The relationship between cannabis use and seizures is highly nuanced, depending on the specific chemical compounds and the individual. The cannabis plant contains compounds whose effects on the brain’s electrical stability can be opposing. For some individuals, cannabis may be a seizure trigger, while for others, it may offer potential therapeutic benefit. Understanding this complex relationship requires distinguishing between the acute effects of high-potency products, the distinct actions of the plant’s main components, and the clinical risks for people already diagnosed with a seizure disorder.
Acute Effects of Cannabis Use on Seizure Threshold
Cannabis’s potential to trigger a seizure is primarily linked to the acute effects of products containing high levels of Delta-9-tetrahydrocannabinol (THC). The seizure threshold is the level of electrical activity required to provoke a seizure, and high doses of THC appear to lower this threshold in some users, making the brain more susceptible to an electrical storm. This phenomenon is often observed following the use of high-potency cannabis, or in cases of heavy and chronic use.
Studies have noted a higher incidence of seizures in populations exposed to cannabis than would be expected in the general population. This risk is particularly relevant with modern products that have been selectively bred to contain far greater concentrations of THC than in past decades. The risk of acute intoxication is especially pronounced in children who accidentally ingest high-THC edibles, which can lead to new-onset seizures.
Clinical data reports a connection between recreational cannabis use and an increased risk of seizure-related hospitalization. While the precise mechanism for THC lowering the seizure threshold remains under investigation, the pattern suggests that the psychoactive compound can disrupt the normal balance of neuronal signaling necessary for maintaining brain stability. This acute effect contrasts sharply with the established use of certain cannabis components as anti-seizure treatments.

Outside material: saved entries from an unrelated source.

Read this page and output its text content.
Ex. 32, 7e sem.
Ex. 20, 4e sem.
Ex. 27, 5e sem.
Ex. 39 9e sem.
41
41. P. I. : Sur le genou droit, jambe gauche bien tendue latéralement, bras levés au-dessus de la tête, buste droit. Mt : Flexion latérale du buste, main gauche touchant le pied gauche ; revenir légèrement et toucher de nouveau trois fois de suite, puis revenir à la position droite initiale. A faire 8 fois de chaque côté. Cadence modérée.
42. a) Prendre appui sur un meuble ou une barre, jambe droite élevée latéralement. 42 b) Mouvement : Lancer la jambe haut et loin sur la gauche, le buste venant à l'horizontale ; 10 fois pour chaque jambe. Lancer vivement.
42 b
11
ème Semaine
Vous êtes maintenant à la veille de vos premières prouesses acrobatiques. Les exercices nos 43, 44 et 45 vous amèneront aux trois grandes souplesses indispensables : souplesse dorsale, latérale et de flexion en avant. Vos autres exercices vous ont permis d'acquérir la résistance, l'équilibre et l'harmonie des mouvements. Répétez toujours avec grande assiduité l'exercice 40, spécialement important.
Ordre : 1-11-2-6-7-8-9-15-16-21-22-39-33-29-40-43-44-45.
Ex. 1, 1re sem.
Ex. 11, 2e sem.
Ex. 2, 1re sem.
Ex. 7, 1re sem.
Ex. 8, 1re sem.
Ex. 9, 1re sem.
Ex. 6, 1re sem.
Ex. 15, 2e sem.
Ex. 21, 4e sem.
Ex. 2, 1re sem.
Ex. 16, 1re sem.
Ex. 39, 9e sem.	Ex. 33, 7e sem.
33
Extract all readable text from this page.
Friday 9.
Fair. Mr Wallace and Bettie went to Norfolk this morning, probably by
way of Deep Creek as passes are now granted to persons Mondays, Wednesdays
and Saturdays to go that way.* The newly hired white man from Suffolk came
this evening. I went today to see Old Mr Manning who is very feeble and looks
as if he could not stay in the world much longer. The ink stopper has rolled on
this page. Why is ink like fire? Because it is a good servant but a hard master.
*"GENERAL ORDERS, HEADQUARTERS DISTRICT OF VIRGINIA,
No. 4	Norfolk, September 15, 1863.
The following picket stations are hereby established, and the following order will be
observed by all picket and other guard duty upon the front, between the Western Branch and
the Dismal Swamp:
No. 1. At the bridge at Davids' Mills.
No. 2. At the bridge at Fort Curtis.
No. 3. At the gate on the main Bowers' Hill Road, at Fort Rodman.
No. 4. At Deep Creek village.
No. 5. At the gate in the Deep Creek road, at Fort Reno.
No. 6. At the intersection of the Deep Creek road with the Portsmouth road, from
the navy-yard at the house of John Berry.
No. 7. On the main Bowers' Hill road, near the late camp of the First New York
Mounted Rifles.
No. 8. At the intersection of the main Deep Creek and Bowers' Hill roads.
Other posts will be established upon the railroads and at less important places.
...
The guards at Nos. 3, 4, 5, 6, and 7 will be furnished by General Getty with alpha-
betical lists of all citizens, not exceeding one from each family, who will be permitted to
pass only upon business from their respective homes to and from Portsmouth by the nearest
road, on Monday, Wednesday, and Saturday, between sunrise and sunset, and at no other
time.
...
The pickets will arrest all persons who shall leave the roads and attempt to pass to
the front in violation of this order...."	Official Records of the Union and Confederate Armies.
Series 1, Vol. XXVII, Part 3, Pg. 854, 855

How THC and CBD Affect Brain Excitability
Delta-9-tetrahydrocannabinol (THC) and Cannabidiol (CBD) have distinct, often opposing, effects on neuronal excitability. THC acts as a partial agonist at the cannabinoid receptor 1 (\(\text{CB}_1\text{R}\)), which is highly concentrated on presynaptic nerve terminals in the central nervous system. Activation of these receptors by THC modulates the release of neurotransmitters, including the inhibitory neurotransmitter GABA and the excitatory neurotransmitter glutamate.
While THC’s primary action is to reduce neurotransmitter release, which can sometimes be protective, its complex activity can also lead to pro-convulsant effects in certain contexts, potentially by activating nonselective calcium channels that cause neuronal depolarization. In contrast, CBD is non-intoxicating and acts as a multi-target drug. CBD is thought to exert its anti-convulsant effects through several mechanisms, including the antagonism of the GPR55 receptor and the desensitization of the TRPV1 receptor, both of which are involved in regulating neuronal hyperexcitability.
Unlike THC, CBD does not directly activate the \(\text{CB}_1\) and \(\text{CB}_2\) receptors, which explains its lack of psychoactive effect. The overall effect of CBD is to calm the excessive electrical activity associated with seizures. This is why a pharmaceutical-grade CBD oral solution has been approved for treating specific, severe forms of pediatric epilepsy. The therapeutic or triggering outcome of cannabis use is therefore largely dependent on the ratio of CBD to THC in the consumed product.
Clinical Risks for Individuals with Epilepsy
Individuals diagnosed with epilepsy face specific clinical risks when using cannabis, particularly concerning interactions with prescribed anti-epileptic medications (AEDs). One of the most significant concerns is the potential for drug-drug interactions, known as pharmacokinetic interactions, where cannabis compounds interfere with the metabolism of AEDs. This interference occurs because both CBD and THC inhibit or induce certain liver enzymes, particularly the cytochrome P450 (CYP450) enzymes, which are responsible for breaking down many AEDs.
When CBD is consumed alongside certain medications, such as clobazam or valproate, it can inhibit the enzymes that metabolize these drugs, leading to elevated concentrations of the AEDs in the bloodstream. For instance, CBD can significantly increase the serum levels of clobazam and its active metabolite, N-desmethylclobazam, sometimes resulting in side effects like somnolence and sedation. Co-administration of CBD and valproate also carries a risk of elevated liver enzymes, which indicates abnormal liver function and requires careful monitoring.
Substituting prescribed AEDs with cannabis or high-CBD products without physician oversight is a major clinical risk. While CBD has demonstrated efficacy for some seizure disorders, abruptly stopping established medication can lead to a dangerous increase in seizure frequency or severity. Because unregulated cannabis products have inconsistent potency and chemical ratios, any patient with epilepsy must consult with their neurologist to ensure proper monitoring and dose adjustments.